Ruby界隈において複数のコレクションを並列処理する場合、一般的には外部イテレータが役立つと解説される事が多い。しかしRubyは内部イテレータが非常に強力な言語であるため内部イテレータを使って並列処理を実装するのも比較的簡単にできる。それを考えれば外部イテレータに優位性があるかというと実際問題としては微妙なところだろう。
特にEnumeratorを用いた外部イテレータ機能はFiberで実装されているため、普通のイテレータに比べて大幅に遅い点も注意が必要だ。
下記のサンプルを元に様々なイテレータ例を列挙する。
VAL_NAMES = ("a".."sf").to_a # 変数名配列500要素(仮)

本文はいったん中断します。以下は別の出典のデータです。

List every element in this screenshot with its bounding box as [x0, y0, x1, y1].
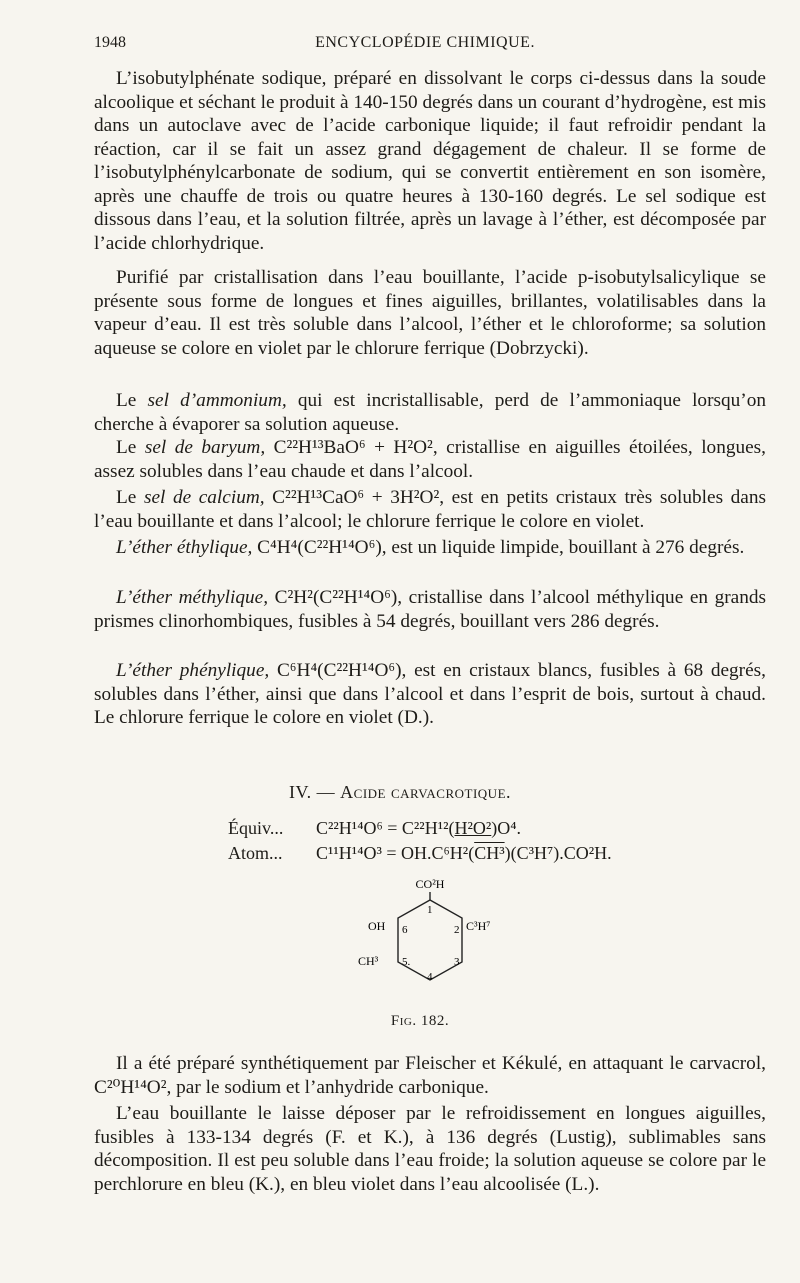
paragraph-ammonium-salt: Le sel d’ammonium, qui est incristallisable, perd de l’ammoniaque lorsqu’on cherche à évaporer sa solution aqueuse. [94, 390, 766, 435]
position-5: 5. [402, 956, 411, 968]
equivalent-formula: Équiv... C²²H¹⁴O⁶ = C²²H¹²(H²O²)O⁴. [228, 818, 522, 838]
running-title: ENCYCLOPÉDIE CHIMIQUE. [315, 34, 535, 51]
position-1: 1 [427, 904, 433, 916]
position-2: 2 [454, 924, 460, 936]
paragraph-purification: Purifié par cristallisation dans l’eau bouillante, l’acide p-isobutylsalicylique se présente sous forme de longues et fines aiguilles, brillantes, volatilisables dans la vapeur d’eau. Il est très soluble dans l’alcool, l’éther et le chloroforme; sa solution aqueuse se colore en violet par le chlorure ferrique (Dobrzycki). [94, 267, 766, 359]
paragraph-phenyl-ether: L’éther phénylique, C⁶H⁴(C²²H¹⁴O⁶), est en cristaux blancs, fusibles à 68 degrés, solubles dans l’éther, ainsi que dans l’alcool et dans l’esprit de bois, surtout à chaud. Le chlorure ferrique le colore en violet (D.). [94, 660, 766, 728]
atom-label: Atom... [228, 843, 283, 863]
paragraph-properties: L’eau bouillante le laisse déposer par le refroidissement en longues aiguilles, fusibles à 133-134 degrés (F. et K.), à 136 degrés (Lustig), sublimables sans décomposition. Il est peu soluble dans l’eau froide; la solution aqueuse se colore par le perchlorure en bleu (K.), en bleu violet dans l’eau alcoolisée (L.). [94, 1103, 766, 1195]
figure-caption: Fig. 182. [390, 1013, 450, 1029]
paragraph-barium-salt: Le sel de baryum, C²²H¹³BaO⁶ + H²O², cristallise en aiguilles étoilées, longues, assez solubles dans l’eau chaude et dans l’alcool. [94, 437, 766, 482]
position-3: 3 [454, 956, 460, 968]
substituent-methyl: CH³ [358, 954, 379, 968]
substituent-carboxyl: CO²H [415, 877, 445, 891]
substituent-hydroxyl: OH [368, 919, 386, 933]
paragraph-ethyl-ether: L’éther éthylique, C⁴H⁴(C²²H¹⁴O⁶), est un liquide limpide, bouillant à 276 degrés. [116, 537, 745, 558]
paragraph-synthesis: Il a été préparé synthétiquement par Fleischer et Kékulé, en attaquant le carvacrol, C²⁰H¹⁴O², par le sodium et l’anhydride carbonique. [94, 1053, 766, 1098]
benzene-ring-figure [330, 870, 530, 1010]
paragraph-isobutylphenate: L’isobutylphénate sodique, préparé en dissolvant le corps ci-dessus dans la soude alcoolique et séchant le produit à 140-150 degrés dans un courant d’hydrogène, est mis dans un autoclave avec de l’acide carbonique liquide; il faut refroidir pendant la réaction, car il se fait un assez grand dégagement de chaleur. Il se forme de l’isobutylphénylcarbonate de sodium, qui se convertit entièrement en son isomère, après une chauffe de trois ou quatre heures à 130-160 degrés. Le sel sodique est dissous dans l’eau, et la solution filtrée, après un lavage à l’éther, est décomposée par l’acide chlorhydrique. [94, 68, 766, 254]
substituent-propyl: C³H⁷ [466, 919, 491, 933]
equiv-label: Équiv... [228, 818, 284, 838]
paragraph-calcium-salt: Le sel de calcium, C²²H¹³CaO⁶ + 3H²O², est en petits cristaux très solubles dans l’eau bouillante et dans l’alcool; le chlorure ferrique le colore en violet. [94, 487, 767, 532]
running-header [94, 30, 756, 56]
position-6: 6 [402, 924, 408, 936]
section-heading: IV. — Acide carvacrotique. [288, 782, 512, 802]
atomic-formula: Atom... C¹¹H¹⁴O³ = OH.C⁶H²(CH³)(C³H⁷).CO²H. [228, 843, 612, 863]
page-number: 1948 [94, 34, 126, 51]
position-4: 4 [427, 971, 433, 983]
paragraph-methyl-ether: L’éther méthylique, C²H²(C²²H¹⁴O⁶), cristallise dans l’alcool méthylique en grands prismes clinorhombiques, fusibles à 54 degrés, bouillant vers 286 degrés. [94, 587, 766, 632]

VALS_DATA = (1..500).to_a # 変数配列500要素(仮)
# 二つの配列から[index, name, value]を表示する場合
Enumeratorを外部イテレータとして使った実装例
names = VAL_NAMES.each.with_index # 変数名配列のEnumerator.with_indexを得る
vals = VALS_DATA.each # 変数配列のEnumeratorを得る
loop do # 無限ループ
n, i = names.next # nextで要素を取り出し、無ければloopを抜ける
v = vals.next # nextで要素を取り出し、無ければloopを抜ける
p [i, n, v] # [index, name, value]を出力
end
while文による(Enumeratorを使わない)外部イテレータの実装例
vsize = VALS_DATA.size # 変数配列のsizeを得る
i = -1
while (i = i.succ) < vsize # while文でループ(indexをインクリメント)
n = VAL_NAMES[i] # 名前を取り出す
v = VALS_DATA[i] # 変数の値を取り出す
p [i, n, v] # [index, name, value]を出力
end
for文を使った外部イテレータの実装例
forは内部でeachを呼んでいる
i = 0
for v in VALS_DATA # for文で変数の値を取り出す
n = VAL_NAMES[i] # 名前を取り出す
p [i, n, v] # [index, name, value]を出力
i = i.succ # indexをインクリメント
end
内部イテレータを使った実装例
VALS_DATA.each_with_index do |v,i| # 内部イテレータ(each_with_index)で変数の値とindexを取り出す
n = VAL_NAMES[i] # 名前を取り出す
p [i, n, v] # [index, name, value]を出力
end
内部イテレータ(zip)を使った実装例
二つの配列を合成した二次元配列を作るので配列が大きくなると効率が悪くなる
VALS_DATA.zip(VAL_NAMES).each_with_index{|(v,n),i| p [i, n, v] } # 1行で書ける
並列処理parallelイテレータを新しく定義する例
class Array
def parallel(ary)
return to_enum(:parallel, ary) unless block_given?
vsize = size
i = -1
yield(self[i], ary[i], i) while (i = i.succ) < vsize
self
end
end
parallelイテレータを使った実装例
VALS_DATA.parallel(VAL_NAMES){|v,n,i| p [i, n, v] } # シンプルに書ける
parallelイテレータのEnumeratorを外部イテレータとして使った実装例
data = VALS_DATA.parallel(VAL_NAMES) # 変数配列と変数名配列からEnumeratorを得る
loop do # 無限ループ
v, n, i = data.next # nextで要素を取り出す 要素がなくなるとloopを抜ける
p [i, n, v] # [index, name, value]を出力
end
速度比較 500要素配列1000回ループ8回平均
出力部分(p)のみコメントアウトして計測。
| code | time | notes |
|---|---|---|
| Enumerator | 4.7927s | 内部でFiberを使用しているので圧倒的に遅い |
| Enumerator:parallel | 2.4226s | Fiberが一つで済む分、Enumerator式よりマシ |
| while | 0.0236s | Fiberもブロックも使用していないので速いが冗長 |
| for | 0.0445s | 内部でeachを使っているのでwhileよりは遅い |
| each_with_index | 0.0517s | ブロックを使っている分やや遅い |
| zip | 0.0828s | 二次元配列を作るため要素が増えるほど非効率 |
| parallel | 0.0465s | zip以上の簡潔さでeach_with_indexよりも速い 個人的には並列処理のベストプラクティス |
parallelイテレータは配列の数が3つ以上になると使えなくなるのが欠点だが実用レベルでは十分だし、拡張するのも簡単。というか3つ以上ならfor文でいいかも。